O Brasil vive sua pior crise hídrica dos últimos 91 anos, desta forma, mananciais como o de Chapéu D’Uvas se tornam essenciais ao pensar sobre o futuro do abastecimento de água, em especial, para Juiz de Fora e região, como alertou durante a audiência o ambientalista e presidente do Comitê da Bacia Hidrográfica dos Afluentes Mineiros dos Rios Preto e Paraibuna, Wilson Acácio. Conforme ele, o Comitê acompanha a situação da represa de Chapéu D’Uvas desde 2017 e já apresentou relatórios sobre os impactos da ocupação desordenada na região, entretanto, nenhuma atitude ainda foi tomada pelas autoridades competentes.
Além disso, o grupo não foi informado sobre os novos empreendimentos previstos no local. “O comitê não é contra o processo de ocupação, mas vamos fazer de maneira planejada.” Para ele, “é preciso que essa audiência mande para as autoridades competentes cobrando para que a gente possa de maneira democrática, transparente e republicana, debater. Não sou contra qualquer empreendimento na represa, mas vamos conversar quem está autorizando”, finaliza Wilson Acácio.

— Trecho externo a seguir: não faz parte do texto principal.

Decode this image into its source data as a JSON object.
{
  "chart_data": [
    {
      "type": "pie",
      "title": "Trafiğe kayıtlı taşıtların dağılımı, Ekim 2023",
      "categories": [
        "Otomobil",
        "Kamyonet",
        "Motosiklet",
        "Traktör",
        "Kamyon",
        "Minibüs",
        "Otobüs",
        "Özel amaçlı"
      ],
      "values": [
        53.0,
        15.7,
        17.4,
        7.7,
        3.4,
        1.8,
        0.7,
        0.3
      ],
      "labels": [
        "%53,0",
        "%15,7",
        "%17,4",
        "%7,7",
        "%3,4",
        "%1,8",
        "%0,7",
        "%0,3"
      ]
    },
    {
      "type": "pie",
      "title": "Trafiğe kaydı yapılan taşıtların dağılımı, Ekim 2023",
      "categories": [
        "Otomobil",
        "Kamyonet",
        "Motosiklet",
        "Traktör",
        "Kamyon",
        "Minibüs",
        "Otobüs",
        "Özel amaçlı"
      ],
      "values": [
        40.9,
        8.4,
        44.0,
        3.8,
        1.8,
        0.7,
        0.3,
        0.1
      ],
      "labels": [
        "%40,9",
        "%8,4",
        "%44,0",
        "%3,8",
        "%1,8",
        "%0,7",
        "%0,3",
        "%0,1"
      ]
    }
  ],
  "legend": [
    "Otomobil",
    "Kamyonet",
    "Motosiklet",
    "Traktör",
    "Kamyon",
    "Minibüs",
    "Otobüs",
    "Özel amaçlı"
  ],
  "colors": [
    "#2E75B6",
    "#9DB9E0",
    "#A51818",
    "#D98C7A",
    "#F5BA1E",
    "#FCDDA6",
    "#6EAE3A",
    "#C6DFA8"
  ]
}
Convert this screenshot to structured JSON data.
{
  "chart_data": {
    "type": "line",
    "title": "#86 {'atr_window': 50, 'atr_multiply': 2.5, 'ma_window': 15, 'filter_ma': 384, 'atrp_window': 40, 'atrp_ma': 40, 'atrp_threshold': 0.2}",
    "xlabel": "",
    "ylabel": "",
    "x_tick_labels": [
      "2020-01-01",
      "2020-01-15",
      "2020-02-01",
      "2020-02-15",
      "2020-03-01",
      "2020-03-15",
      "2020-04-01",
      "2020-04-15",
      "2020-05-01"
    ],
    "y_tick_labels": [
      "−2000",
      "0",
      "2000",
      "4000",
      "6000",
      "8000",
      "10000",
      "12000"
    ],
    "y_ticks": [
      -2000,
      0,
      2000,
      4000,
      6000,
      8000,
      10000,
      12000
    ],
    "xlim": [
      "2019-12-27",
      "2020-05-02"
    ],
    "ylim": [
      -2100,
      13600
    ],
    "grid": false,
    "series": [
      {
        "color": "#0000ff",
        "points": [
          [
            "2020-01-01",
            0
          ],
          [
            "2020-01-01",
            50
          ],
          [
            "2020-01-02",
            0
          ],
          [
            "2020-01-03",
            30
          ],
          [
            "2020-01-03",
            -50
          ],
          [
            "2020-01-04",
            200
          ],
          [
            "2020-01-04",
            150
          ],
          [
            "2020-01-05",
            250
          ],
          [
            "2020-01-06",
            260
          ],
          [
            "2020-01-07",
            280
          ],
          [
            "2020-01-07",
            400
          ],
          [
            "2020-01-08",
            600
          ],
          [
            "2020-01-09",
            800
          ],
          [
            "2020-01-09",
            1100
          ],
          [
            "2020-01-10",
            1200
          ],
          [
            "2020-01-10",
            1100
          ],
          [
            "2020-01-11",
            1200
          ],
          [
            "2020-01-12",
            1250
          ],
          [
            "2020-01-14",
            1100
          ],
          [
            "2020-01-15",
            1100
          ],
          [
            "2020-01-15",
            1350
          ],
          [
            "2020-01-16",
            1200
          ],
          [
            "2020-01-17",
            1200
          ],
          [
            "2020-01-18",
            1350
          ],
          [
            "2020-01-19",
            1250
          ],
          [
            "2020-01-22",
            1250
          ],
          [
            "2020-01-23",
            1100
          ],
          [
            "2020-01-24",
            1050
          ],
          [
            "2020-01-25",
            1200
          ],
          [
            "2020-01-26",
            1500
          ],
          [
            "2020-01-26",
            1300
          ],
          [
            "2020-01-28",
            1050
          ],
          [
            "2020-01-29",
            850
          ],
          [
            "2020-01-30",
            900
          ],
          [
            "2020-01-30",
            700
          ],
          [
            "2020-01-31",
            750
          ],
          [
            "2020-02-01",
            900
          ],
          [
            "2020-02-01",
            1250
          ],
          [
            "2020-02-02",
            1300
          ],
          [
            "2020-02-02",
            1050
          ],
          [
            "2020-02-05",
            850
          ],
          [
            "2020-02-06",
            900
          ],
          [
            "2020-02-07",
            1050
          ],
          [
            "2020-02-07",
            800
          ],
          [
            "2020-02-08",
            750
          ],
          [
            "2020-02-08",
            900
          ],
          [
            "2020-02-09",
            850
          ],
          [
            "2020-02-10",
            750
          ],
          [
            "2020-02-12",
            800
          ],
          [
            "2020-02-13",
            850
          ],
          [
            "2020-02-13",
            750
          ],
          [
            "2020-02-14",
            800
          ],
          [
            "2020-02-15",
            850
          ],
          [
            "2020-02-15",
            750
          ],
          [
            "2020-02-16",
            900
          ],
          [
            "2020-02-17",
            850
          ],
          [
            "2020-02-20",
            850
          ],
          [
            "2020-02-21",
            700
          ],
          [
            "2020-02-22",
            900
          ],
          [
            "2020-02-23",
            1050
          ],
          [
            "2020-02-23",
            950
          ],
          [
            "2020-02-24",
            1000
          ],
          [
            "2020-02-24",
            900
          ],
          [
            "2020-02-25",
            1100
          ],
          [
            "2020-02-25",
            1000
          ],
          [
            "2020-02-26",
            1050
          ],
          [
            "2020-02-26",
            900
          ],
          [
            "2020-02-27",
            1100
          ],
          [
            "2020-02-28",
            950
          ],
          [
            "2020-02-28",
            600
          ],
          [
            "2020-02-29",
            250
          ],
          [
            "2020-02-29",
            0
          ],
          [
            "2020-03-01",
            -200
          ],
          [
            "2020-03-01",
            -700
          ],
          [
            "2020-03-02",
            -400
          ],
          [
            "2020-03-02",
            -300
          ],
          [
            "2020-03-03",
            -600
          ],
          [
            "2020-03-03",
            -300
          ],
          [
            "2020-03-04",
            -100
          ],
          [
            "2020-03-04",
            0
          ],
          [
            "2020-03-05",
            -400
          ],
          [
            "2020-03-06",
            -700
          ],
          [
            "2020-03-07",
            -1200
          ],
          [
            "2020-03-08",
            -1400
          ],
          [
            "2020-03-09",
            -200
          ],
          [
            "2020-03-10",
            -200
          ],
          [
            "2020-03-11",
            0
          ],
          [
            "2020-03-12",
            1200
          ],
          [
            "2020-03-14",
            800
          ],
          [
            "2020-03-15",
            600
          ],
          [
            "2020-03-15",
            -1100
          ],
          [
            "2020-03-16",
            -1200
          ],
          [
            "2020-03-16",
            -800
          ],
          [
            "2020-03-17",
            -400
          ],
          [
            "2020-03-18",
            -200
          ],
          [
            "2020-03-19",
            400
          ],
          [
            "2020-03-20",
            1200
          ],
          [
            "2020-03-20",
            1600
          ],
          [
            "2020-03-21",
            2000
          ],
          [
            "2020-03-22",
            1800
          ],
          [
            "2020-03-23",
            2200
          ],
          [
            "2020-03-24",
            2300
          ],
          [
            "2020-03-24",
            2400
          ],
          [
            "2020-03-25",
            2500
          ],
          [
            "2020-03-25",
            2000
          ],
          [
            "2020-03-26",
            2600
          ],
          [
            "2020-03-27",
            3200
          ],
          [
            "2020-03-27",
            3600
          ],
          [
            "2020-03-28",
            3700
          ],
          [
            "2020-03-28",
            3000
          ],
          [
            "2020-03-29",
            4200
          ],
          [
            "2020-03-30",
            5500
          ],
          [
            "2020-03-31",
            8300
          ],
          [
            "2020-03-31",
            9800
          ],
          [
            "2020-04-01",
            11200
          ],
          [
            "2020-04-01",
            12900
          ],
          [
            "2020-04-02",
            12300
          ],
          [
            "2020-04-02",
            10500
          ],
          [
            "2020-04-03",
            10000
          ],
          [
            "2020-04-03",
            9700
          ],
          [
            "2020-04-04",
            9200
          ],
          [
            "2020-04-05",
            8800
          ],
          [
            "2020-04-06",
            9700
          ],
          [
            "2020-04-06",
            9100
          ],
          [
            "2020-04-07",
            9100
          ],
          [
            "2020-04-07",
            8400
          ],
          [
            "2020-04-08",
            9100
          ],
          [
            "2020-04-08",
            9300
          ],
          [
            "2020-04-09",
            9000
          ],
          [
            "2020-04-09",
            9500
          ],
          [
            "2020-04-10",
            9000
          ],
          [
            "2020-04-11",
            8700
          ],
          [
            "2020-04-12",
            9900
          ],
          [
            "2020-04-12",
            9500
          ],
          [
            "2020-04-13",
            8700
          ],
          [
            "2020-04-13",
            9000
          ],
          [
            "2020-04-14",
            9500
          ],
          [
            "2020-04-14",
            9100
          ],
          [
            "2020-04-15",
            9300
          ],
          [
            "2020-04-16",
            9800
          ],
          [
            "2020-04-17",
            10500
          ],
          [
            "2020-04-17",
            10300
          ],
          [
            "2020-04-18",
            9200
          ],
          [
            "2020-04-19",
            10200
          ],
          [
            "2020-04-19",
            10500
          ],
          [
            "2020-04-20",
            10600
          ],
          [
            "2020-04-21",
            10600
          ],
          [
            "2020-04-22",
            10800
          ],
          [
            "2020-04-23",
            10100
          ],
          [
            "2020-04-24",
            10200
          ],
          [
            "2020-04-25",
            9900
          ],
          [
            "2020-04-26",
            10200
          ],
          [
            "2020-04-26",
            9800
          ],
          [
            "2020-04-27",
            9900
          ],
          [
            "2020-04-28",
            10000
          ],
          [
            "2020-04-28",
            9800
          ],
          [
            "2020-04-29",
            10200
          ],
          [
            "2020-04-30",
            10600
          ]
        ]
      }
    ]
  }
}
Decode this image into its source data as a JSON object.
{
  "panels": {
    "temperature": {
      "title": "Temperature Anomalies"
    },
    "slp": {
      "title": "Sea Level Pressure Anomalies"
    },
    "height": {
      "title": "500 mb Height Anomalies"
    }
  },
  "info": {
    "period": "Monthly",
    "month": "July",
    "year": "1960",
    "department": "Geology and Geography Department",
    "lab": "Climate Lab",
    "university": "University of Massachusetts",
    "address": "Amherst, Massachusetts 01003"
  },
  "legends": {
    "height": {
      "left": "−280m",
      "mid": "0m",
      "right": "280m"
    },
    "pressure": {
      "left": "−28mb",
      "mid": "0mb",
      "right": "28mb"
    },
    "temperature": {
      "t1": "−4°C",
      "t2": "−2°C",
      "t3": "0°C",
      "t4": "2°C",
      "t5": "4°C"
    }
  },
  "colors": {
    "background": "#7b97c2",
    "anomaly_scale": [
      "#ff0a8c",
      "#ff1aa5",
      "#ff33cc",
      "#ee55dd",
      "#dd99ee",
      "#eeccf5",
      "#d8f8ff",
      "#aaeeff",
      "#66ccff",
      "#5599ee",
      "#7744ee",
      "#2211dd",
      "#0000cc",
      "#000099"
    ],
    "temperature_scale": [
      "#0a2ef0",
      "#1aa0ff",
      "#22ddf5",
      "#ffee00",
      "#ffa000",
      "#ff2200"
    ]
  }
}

Também participaram do encontro o presidente do Sindicato dos Trabalhadores no Serviço de Água (Sinágua), Edinaldo Ramos; o diretor de Política Ambiental da Associação dos Moradores e Proprietários do Entorno da Represa de Chapéu D’uvas, Wesley Cardoso Pires; o proprietário de terras na região de Chapéu D’Uvas, Marco Túlio Raposo; o sargento Paulo, comandante do 3º grupamento de Meio Ambiente de Santos Dumont, juntamente com o policial militar de meio ambiente, cabo José Vinicius Ferreira Gomes; e o deputado estadual Betão (PT), que propôs, na Assembleia Legislativa de Minas Gerais (ALMG), um projeto de lei para a proteção da bacia de Chapéu D’Uvas.